Та-ба-чок — вырви-глаз — Подходи, рабочий класс! — Курево не пьянство — Подбегай, крестьянство!

— До тупиков и проулков прорыскивает, — пускал нескончаемую голубую струю, умилялся табачной крепости.

А последний посев не убрал.

В первозимье войны изрубила Денисья Гордеевна свирепый, едучий его урожай. Забинтует дыханье сырым полотенцем и доводит в корытце коренья — до мелконькой крупки, листочки — в рассыпчатый прах. Той порой вся женушка-Русь посылки на фронт отправляла. Чья повенчанная — чьему суженому, чья невестушка — чьему венчанному?.. Нету ревности! Любовь, тоску, ласку, золотую надежду свою зашивала в холстинки, делила меж морем и морем Несмеяна солдатская — женушка-Русь. «Пусть покурят, родимые. Пусть покурят на праведной брани высокие, громом крытые русичи! Мужику табак глаз яснит. Мужику с табаком черт не брат. И душа при себе…»

Двести тридцать стаканов снесла в сельсовет той зимой Денисья Гордеевна. А десяток припрятала. В холстинный рукав и взапечь.
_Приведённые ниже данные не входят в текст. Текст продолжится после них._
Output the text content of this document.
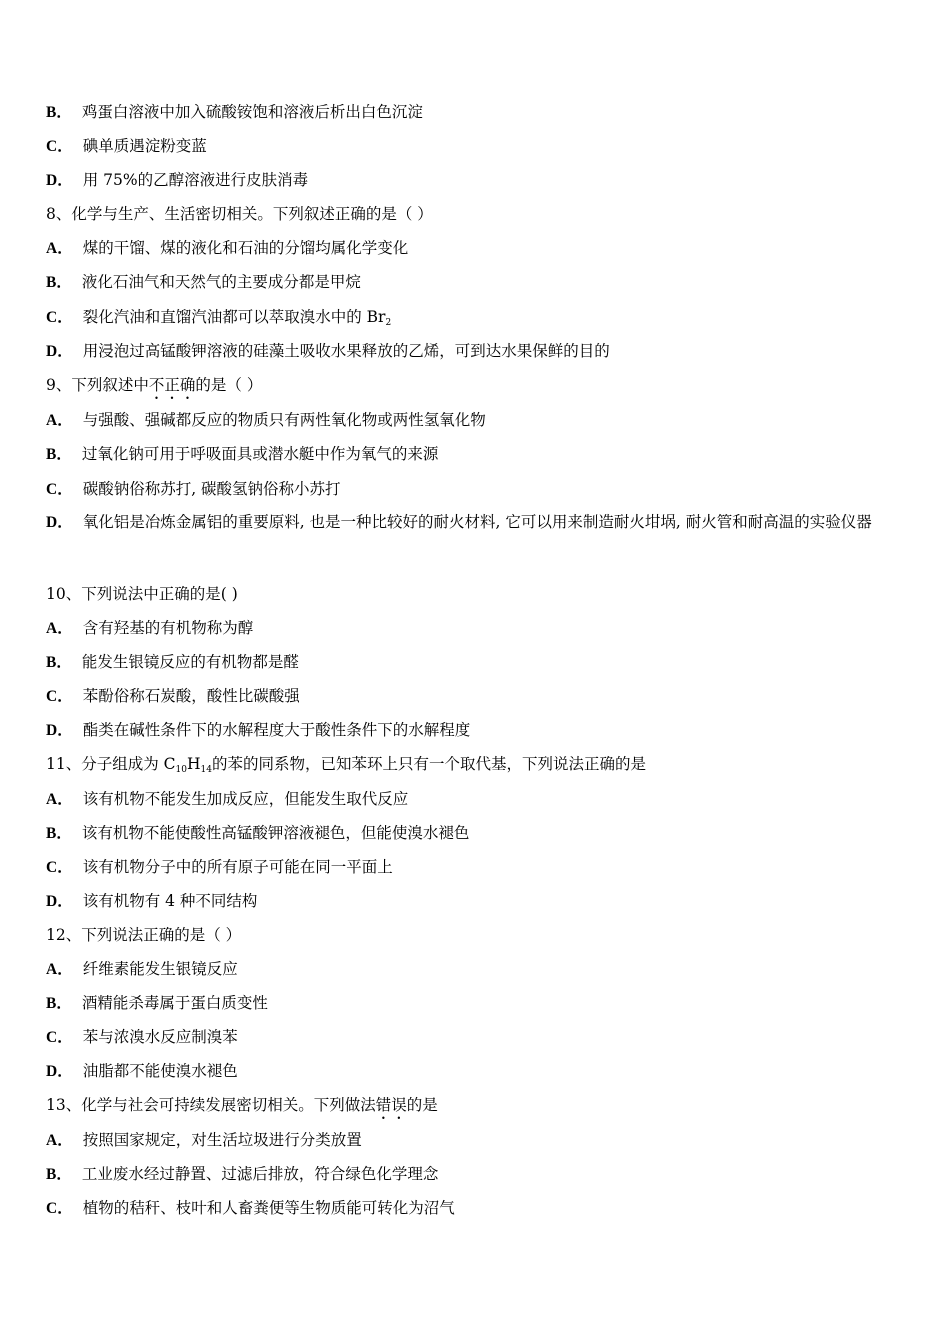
B． 鸡蛋白溶液中加入硫酸铵饱和溶液后析出白色沉淀
C． 碘单质遇淀粉变蓝
D． 用 75%的乙醇溶液进行皮肤消毒
8、化学与生产、生活密切相关。下列叙述正确的是（ ）
A． 煤的干馏、煤的液化和石油的分馏均属化学变化
B． 液化石油气和天然气的主要成分都是甲烷
C． 裂化汽油和直馏汽油都可以萃取溴水中的 $Br_2$
D． 用浸泡过高锰酸钾溶液的硅藻土吸收水果释放的乙烯，可到达水果保鲜的目的
9、下列叙述中不正确的是（ ）
A． 与强酸、强碱都反应的物质只有两性氧化物或两性氢氧化物
B． 过氧化钠可用于呼吸面具或潜水艇中作为氧气的来源
C． 碳酸钠俗称苏打, 碳酸氢钠俗称小苏打
D． 氧化铝是冶炼金属铝的重要原料, 也是一种比较好的耐火材料, 它可以用来制造耐火坩埚, 耐火管和耐高温的实验仪器
10、下列说法中正确的是( )
A． 含有羟基的有机物称为醇
B． 能发生银镜反应的有机物都是醛
C． 苯酚俗称石炭酸，酸性比碳酸强
D． 酯类在碱性条件下的水解程度大于酸性条件下的水解程度
11、分子组成为 $C_{10}H_{14}$的苯的同系物，已知苯环上只有一个取代基，下列说法正确的是
A． 该有机物不能发生加成反应，但能发生取代反应
B． 该有机物不能使酸性高锰酸钾溶液褪色，但能使溴水褪色
C． 该有机物分子中的所有原子可能在同一平面上
D． 该有机物有 4 种不同结构
12、下列说法正确的是（ ）
A． 纤维素能发生银镜反应
B． 酒精能杀毒属于蛋白质变性
C． 苯与浓溴水反应制溴苯
D． 油脂都不能使溴水褪色
13、化学与社会可持续发展密切相关。下列做法错误的是
A． 按照国家规定，对生活垃圾进行分类放置
B． 工业废水经过静置、过滤后排放，符合绿色化学理念
C． 植物的秸秆、枝叶和人畜粪便等生物质能可转化为沼气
Возвернется Афоня ее и покурит, хоть на первых порах поуслаждается. Алеша — тот не курил и не баловался. Может, начал военным обычаем?..

Вот уж тридцать вторую осень, как собьются во стаиватаги младые скворцы, добывает Денисья Гордеевна на поверку, на надых и дух сорок первого года рождения зеленый табак, высыпает его из холста в то корытце заветное и бережно, ощупью пальцев, бередит, ласкает осиротевшее, скорбное зелье.
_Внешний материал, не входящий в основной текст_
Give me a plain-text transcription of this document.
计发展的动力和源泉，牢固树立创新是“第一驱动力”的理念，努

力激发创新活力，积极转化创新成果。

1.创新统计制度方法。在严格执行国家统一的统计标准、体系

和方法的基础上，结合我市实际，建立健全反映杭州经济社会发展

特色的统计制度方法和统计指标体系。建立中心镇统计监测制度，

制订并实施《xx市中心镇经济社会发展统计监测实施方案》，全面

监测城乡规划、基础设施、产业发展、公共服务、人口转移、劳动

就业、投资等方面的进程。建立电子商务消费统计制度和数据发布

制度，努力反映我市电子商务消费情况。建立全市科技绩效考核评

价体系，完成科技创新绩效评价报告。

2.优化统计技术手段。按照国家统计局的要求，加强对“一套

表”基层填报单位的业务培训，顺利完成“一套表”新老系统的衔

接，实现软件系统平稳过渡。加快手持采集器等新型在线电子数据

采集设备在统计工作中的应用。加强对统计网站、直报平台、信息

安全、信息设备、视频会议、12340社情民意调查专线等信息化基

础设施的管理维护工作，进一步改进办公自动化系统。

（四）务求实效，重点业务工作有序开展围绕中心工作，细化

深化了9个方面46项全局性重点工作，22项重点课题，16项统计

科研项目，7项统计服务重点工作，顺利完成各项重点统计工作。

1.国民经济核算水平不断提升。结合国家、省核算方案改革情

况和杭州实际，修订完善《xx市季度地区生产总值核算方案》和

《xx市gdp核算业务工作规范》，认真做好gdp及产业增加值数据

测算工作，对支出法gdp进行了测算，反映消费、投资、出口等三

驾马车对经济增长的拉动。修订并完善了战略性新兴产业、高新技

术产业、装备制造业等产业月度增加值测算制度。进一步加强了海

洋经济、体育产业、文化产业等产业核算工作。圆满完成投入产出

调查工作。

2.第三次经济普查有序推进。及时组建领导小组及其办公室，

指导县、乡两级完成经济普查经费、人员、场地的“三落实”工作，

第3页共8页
На простенке Афонина карточка весится.

А с Алеши и карточки нет.

Нешто помирать собирался…

— Ну сойди, покури… — затевает негромкий она разговор. — Снился нынче ты мне. Крикнул эдак по-звонкому: «Донька! Наклонися поблизости»… Понимаю — во сне, а проснуться боюсь. Ведь когда, в кои веки, опять мне такое привидится. Не закажешь ведь сон…
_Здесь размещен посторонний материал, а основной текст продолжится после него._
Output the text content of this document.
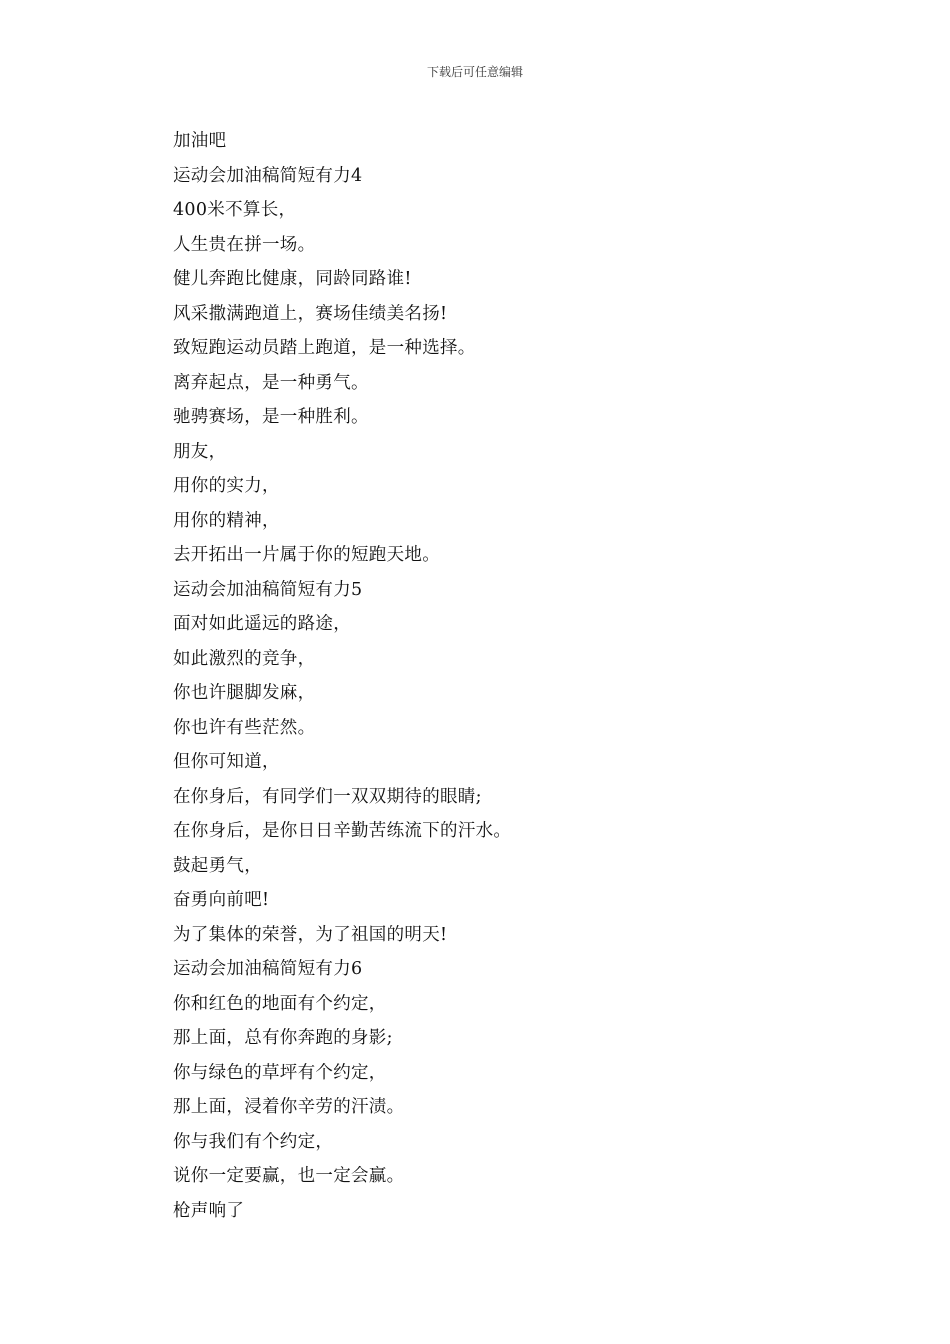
下载后可任意编辑
加油吧
运动会加油稿简短有力4
400米不算长，
人生贵在拼一场。
健儿奔跑比健康，同龄同路谁!
风采撒满跑道上，赛场佳绩美名扬!
致短跑运动员踏上跑道，是一种选择。
离弃起点，是一种勇气。
驰骋赛场，是一种胜利。
朋友，
用你的实力，
用你的精神，
去开拓出一片属于你的短跑天地。
运动会加油稿简短有力5
面对如此遥远的路途，
如此激烈的竞争，
你也许腿脚发麻，
你也许有些茫然。
但你可知道，
在你身后，有同学们一双双期待的眼睛;
在你身后，是你日日辛勤苦练流下的汗水。
鼓起勇气，
奋勇向前吧!
为了集体的荣誉，为了祖国的明天!
运动会加油稿简短有力6
你和红色的地面有个约定，
那上面，总有你奔跑的身影;
你与绿色的草坪有个约定，
那上面，浸着你辛劳的汗渍。
你与我们有个约定，
说你一定要赢，也一定会赢。
枪声响了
Кот скребнет лапкой в дверь. Чуткий нюх у котов. «Побеги, когда так…»

— Ну сойди же, сойди! — отпустила кота, продолжает негромкий она разговор. — Покурили бы рядышком… Про веньгерского петуха пояснил бы мне…

Не сходит.

Ни на Афоню, ни на «Гармошечку» не отзывается. Младочертом глядит с фотографии. Левый ус, как всегда, в развихренье, в распыл мелки бесы раздернули, правый, бдительный, тоже проказу и шустрость таит для предбудущей шкоды…

Приключенчецкой жил мужичок.

Звонкопевный, в журавлиную силушку, голос имел, некорыстненький ростик, зовомый «попу до пупка», востропятую поспешь в ногах и проворный сметливый ум. Грамотешка церковноприходская, а на выдумку, вымысел!.. Упомянутый поп его иезуитом за глаза называл. Потому как Афоня со сцены персону сию не отпускал. Начитается Емельяна Ярославского и воинствует, пьесы домашне-приходские пишет. Попа прямо в опиум бьет, расхристосывает. Недели, бывало, не пройдет, чтобы он чем-нибудь не оконтузил сословье поповское.